Bill Inmon - Top-down Data Warehouse Design Approach
Bill Inmon is sometimes also referred to as the "father of data warehousing"; his design methodology is based on a top-down approach and defines data warehouse in these terms
- Subject oriented - The data in a data warehouse is categorized on the basis of the subject area and hence it is "subject oriented".
- Integrated - Data gets integrated from different disparate data sources and hence universal naming conventions, measurements, classifications and so on used in the data warehouse. The data warehouse provides an enterprise consolidated view of data and therefore it is designated as an integrated solution.
- Non-volatile - Once the data is integrated\loaded into the data warehouse it can only be read. Users cannot make changes to the data and this practice makes the data non-volatile.
- Time Variant - Finally data is stored for long periods of time quantified in years and has a date and timestamp and therefore it is described as "time variant".
Bill Inmon saw a need to integrate data from different OLTP systems into a centralized repository (called a data warehouse) with a so called top-down approach. Bill Inmon envisions a data warehouse at center of the "Corporate Information Factory" (CIF), which provides a logical framework for delivering business intelligence (BI), business analytics and business management capabilities.
This top-down design provides a highly consistent dimensional view of data across data marts as all data marts are loaded from the centralized repository (Data Warehouse). The top-down design has also proven to be flexible to support business changes as it looks at the organization as whole, not at each function or business process of the organization. Generating a new dimensional data marts against the data stored in the data warehouse is a relatively simple task. Though there are some challenges for the top-down approach, for example it represents a very large project with a very broad scope and hence the up-front cost for implementing a data warehouse using the top-down methodology is significant. Further, the duration of time from the start of project to the point that end users start experience initial benefits of the solution can be substantial. Also, the top-down methodology can be inflexible and unresponsive to changing departmental or business process needs (a concern for today's dynamically changing environment) during the implementation phase.
Ralph Kimball - Bottom-up Data Warehouse Design Approach
Ralph Kimball is a renowned author on the subject of data warehousing. His design methodology is called dimensional modeling or the Kimball methodology. This methodology focuses on a bottom-up approach, emphasizing the value of the data warehouse to the users as quickly as possible. In his vision, a data warehouse is the copy of the transactional data specifically structured for analytical querying and reporting in order to support the decision support system. As per his methodology, data marts are first created to provide reporting and analytical capabilities for specific business\functional processes and later on these data marts can eventually be unioned together to create a comprehensive enterprise data warehouse. The bottom-up approach focuses on each business process at one point of time so the return on investment could be as quick as first data mart gets created. Though if not carefully planned, you might lack the big picture of the enterprise data warehouse by missing some dimensions or by creating redundant dimensions, etc. when you are too focused on an individual business process.

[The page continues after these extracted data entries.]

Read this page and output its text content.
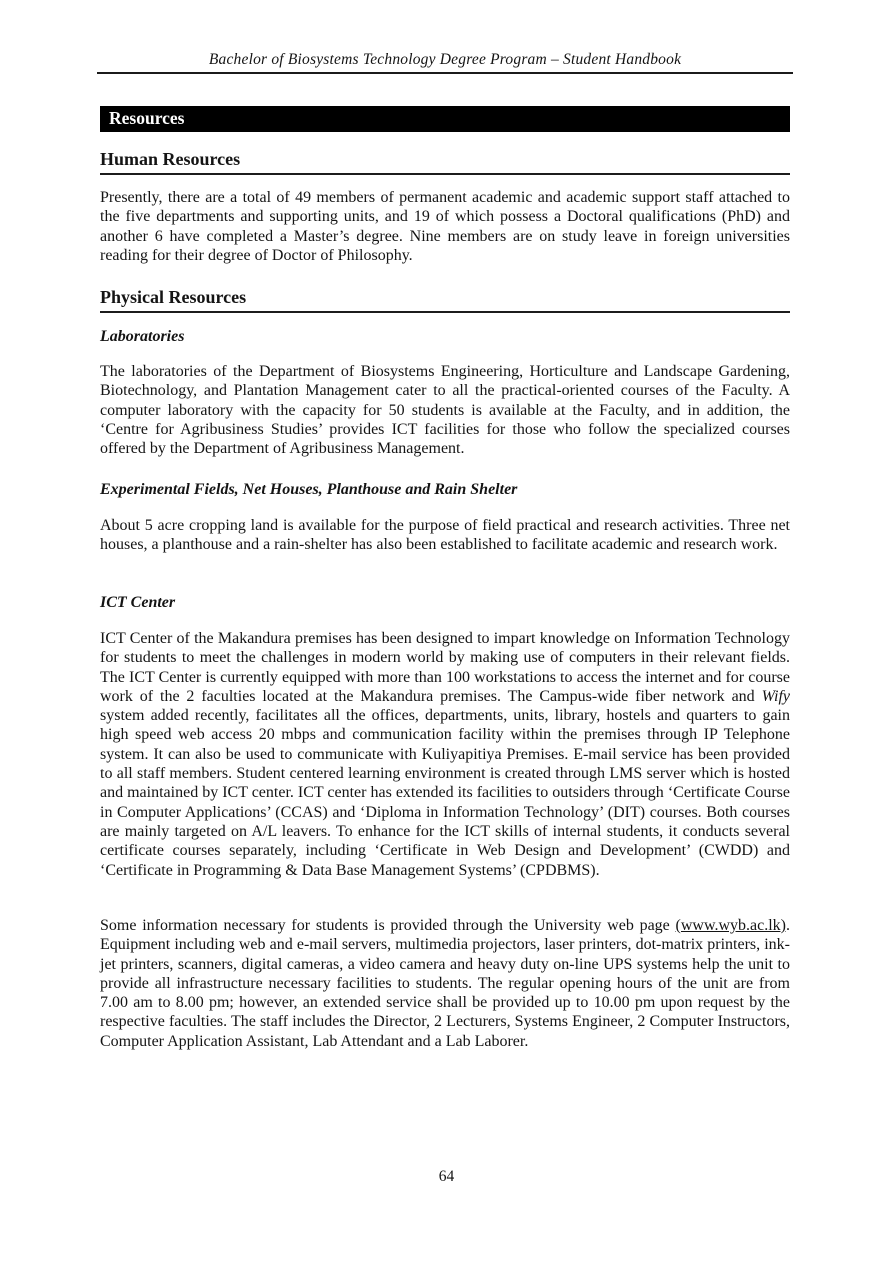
Bachelor of Biosystems Technology Degree Program – Student Handbook
Resources
Human Resources

Presently, there are a total of 49 members of permanent academic and academic support staff attached to the five departments and supporting units, and 19 of which possess a Doctoral qualifications (PhD) and another 6 have completed a Master’s degree. Nine members are on study leave in foreign universities reading for their degree of Doctor of Philosophy.

Physical Resources
Laboratories

The laboratories of the Department of Biosystems Engineering, Horticulture and Landscape Gardening, Biotechnology, and Plantation Management cater to all the practical-oriented courses of the Faculty. A computer laboratory with the capacity for 50 students is available at the Faculty, and in addition, the ‘Centre for Agribusiness Studies’ provides ICT facilities for those who follow the specialized courses offered by the Department of Agribusiness Management.

Experimental Fields, Net Houses, Planthouse and Rain Shelter

About 5 acre cropping land is available for the purpose of field practical and research activities. Three net houses, a planthouse and a rain-shelter has also been established to facilitate academic and research work.

ICT Center

ICT Center of the Makandura premises has been designed to impart knowledge on Information Technology for students to meet the challenges in modern world by making use of computers in their relevant fields. The ICT Center is currently equipped with more than 100 workstations to access the internet and for course work of the 2 faculties located at the Makandura premises. The Campus-wide fiber network and Wify system added recently, facilitates all the offices, departments, units, library, hostels and quarters to gain high speed web access 20 mbps and communication facility within the premises through IP Telephone system. It can also be used to communicate with Kuliyapitiya Premises. E-mail service has been provided to all staff members. Student centered learning environment is created through LMS server which is hosted and maintained by ICT center. ICT center has extended its facilities to outsiders through ‘Certificate Course in Computer Applications’ (CCAS) and ‘Diploma in Information Technology’ (DIT) courses. Both courses are mainly targeted on A/L leavers. To enhance for the ICT skills of internal students, it conducts several certificate courses separately, including ‘Certificate in Web Design and Development’ (CWDD) and ‘Certificate in Programming & Data Base Management Systems’ (CPDBMS).

Some information necessary for students is provided through the University web page (www.wyb.ac.lk). Equipment including web and e-mail servers, multimedia projectors, laser printers, dot-matrix printers, ink-jet printers, scanners, digital cameras, a video camera and heavy duty on-line UPS systems help the unit to provide all infrastructure necessary facilities to students. The regular opening hours of the unit are from 7.00 am to 8.00 pm; however, an extended service shall be provided up to 10.00 pm upon request by the respective faculties. The staff includes the Director, 2 Lecturers, Systems Engineer, 2 Computer Instructors, Computer Application Assistant, Lab Attendant and a Lab Laborer.

64
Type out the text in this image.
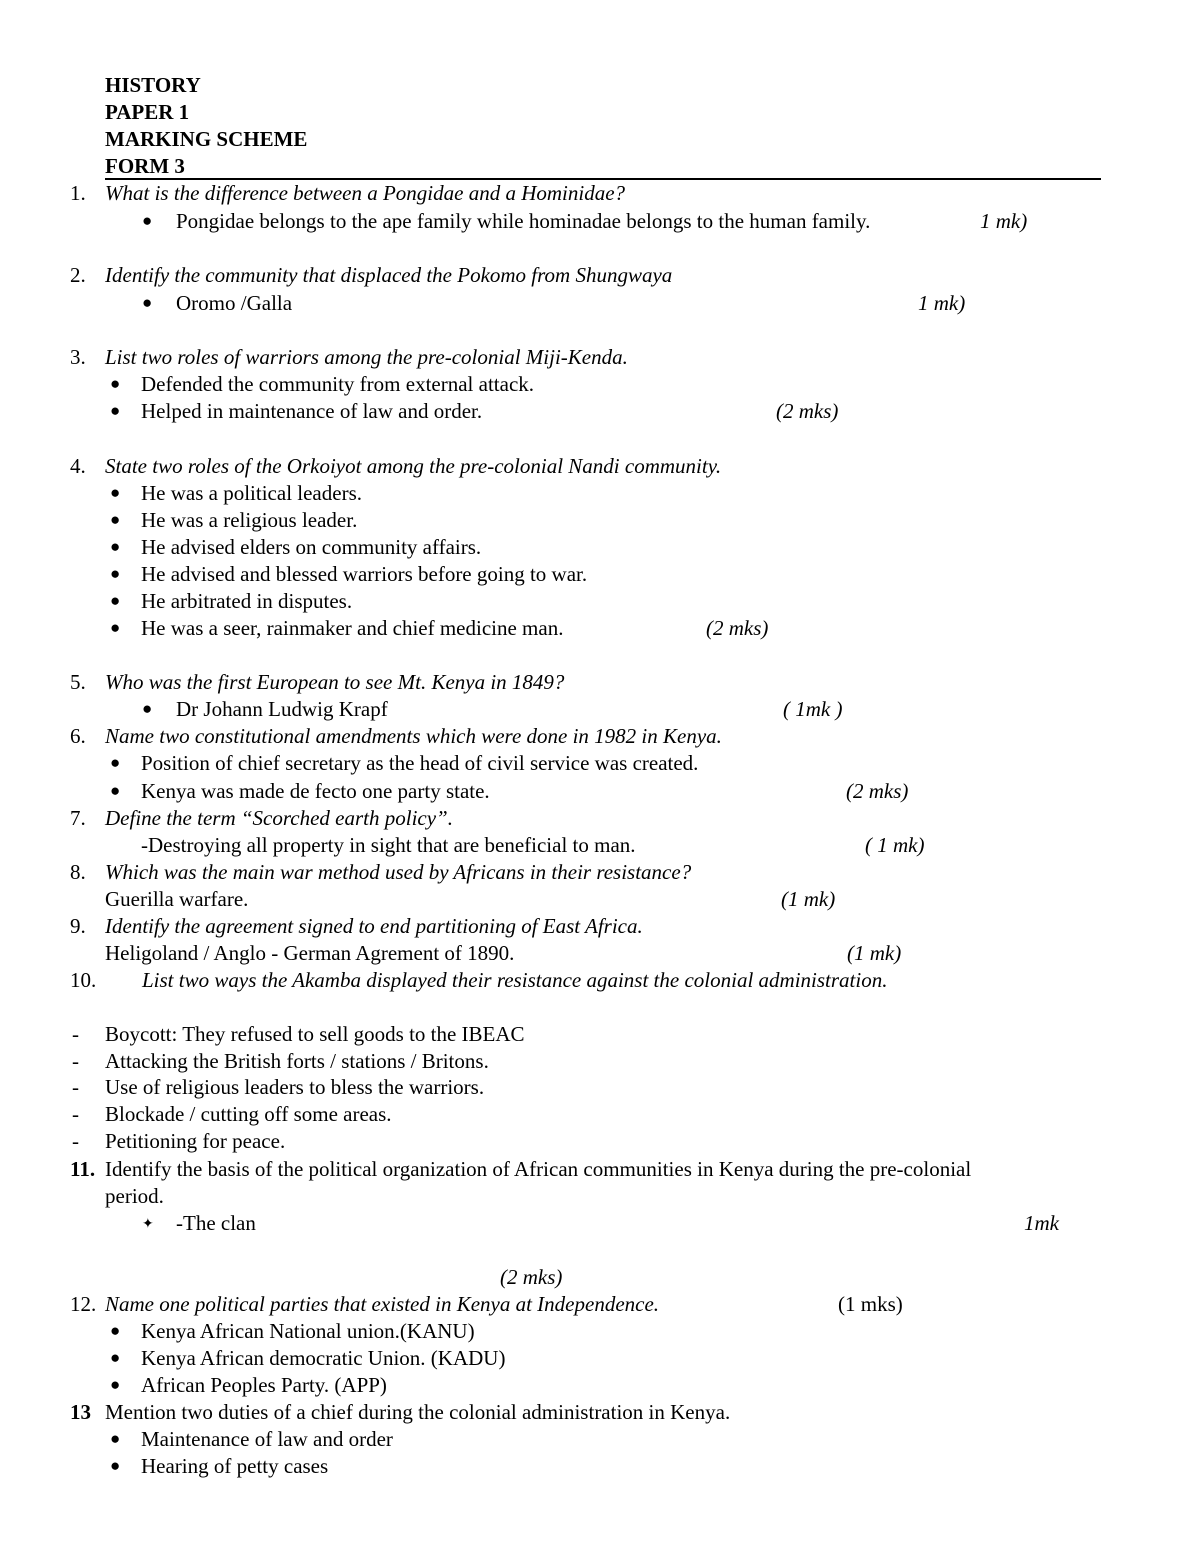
HISTORY
PAPER 1
MARKING SCHEME
FORM 3
1. What is the difference between a Pongidae and a Hominidae?
● Pongidae belongs to the ape family while hominadae belongs to the human family.	1 mk)
2. Identify the community that displaced the Pokomo from Shungwaya
● Oromo /Galla	1 mk)
3. List two roles of warriors among the pre-colonial Miji-Kenda.
● Defended the community from external attack.
● Helped in maintenance of law and order.	(2 mks)
4. State two roles of the Orkoiyot among the pre-colonial Nandi community.
● He was a political leaders.
● He was a religious leader.
● He advised elders on community affairs.
● He advised and blessed warriors before going to war.
● He arbitrated in disputes.
● He was a seer, rainmaker and chief medicine man.	(2 mks)
5. Who was the first European to see Mt. Kenya in 1849?
● Dr Johann Ludwig Krapf	( 1mk )
6. Name two constitutional amendments which were done in 1982 in Kenya.
● Position of chief secretary as the head of civil service was created.
● Kenya was made de fecto one party state.	(2 mks)
7. Define the term “Scorched earth policy”.
-Destroying all property in sight that are beneficial to man.	( 1 mk)
8. Which was the main war method used by Africans in their resistance?
Guerilla warfare.	(1 mk)
9. Identify the agreement signed to end partitioning of East Africa.
Heligoland / Anglo - German Agrement of 1890.	(1 mk)
10. List two ways the Akamba displayed their resistance against the colonial administration.
- Boycott: They refused to sell goods to the IBEAC
- Attacking the British forts / stations / Britons.
- Use of religious leaders to bless the warriors.
- Blockade / cutting off some areas.
- Petitioning for peace.
11. Identify the basis of the political organization of African communities in Kenya during the pre-colonial
period.
✦ -The clan	1mk
(2 mks)
12. Name one political parties that existed in Kenya at Independence.	(1 mks)
● Kenya African National union.(KANU)
● Kenya African democratic Union. (KADU)
● African Peoples Party. (APP)
13 Mention two duties of a chief during the colonial administration in Kenya.
● Maintenance of law and order
● Hearing of petty cases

Ralph Kimball's bottom-up approach proposes to create a business matrix which should contain all the common elements (that are used by data marts such as conformed\shared dimension, measures, etc.) defined for the enterprise as whole. With this, the user can design and develop solutions which supports doing analysis across the business processes for cross selling. You can learn more about the matrix here.
For a person who wants to make a career in Data Warehouse and Business Intelligence domain, I would recommended studying Bill Inmon's books (Building the Data Warehouse and DW 2.0: The Architecture for the Next Generation of Data Warehousing) and Ralph Kimball's book (The Microsoft Data Warehouse Toolkit).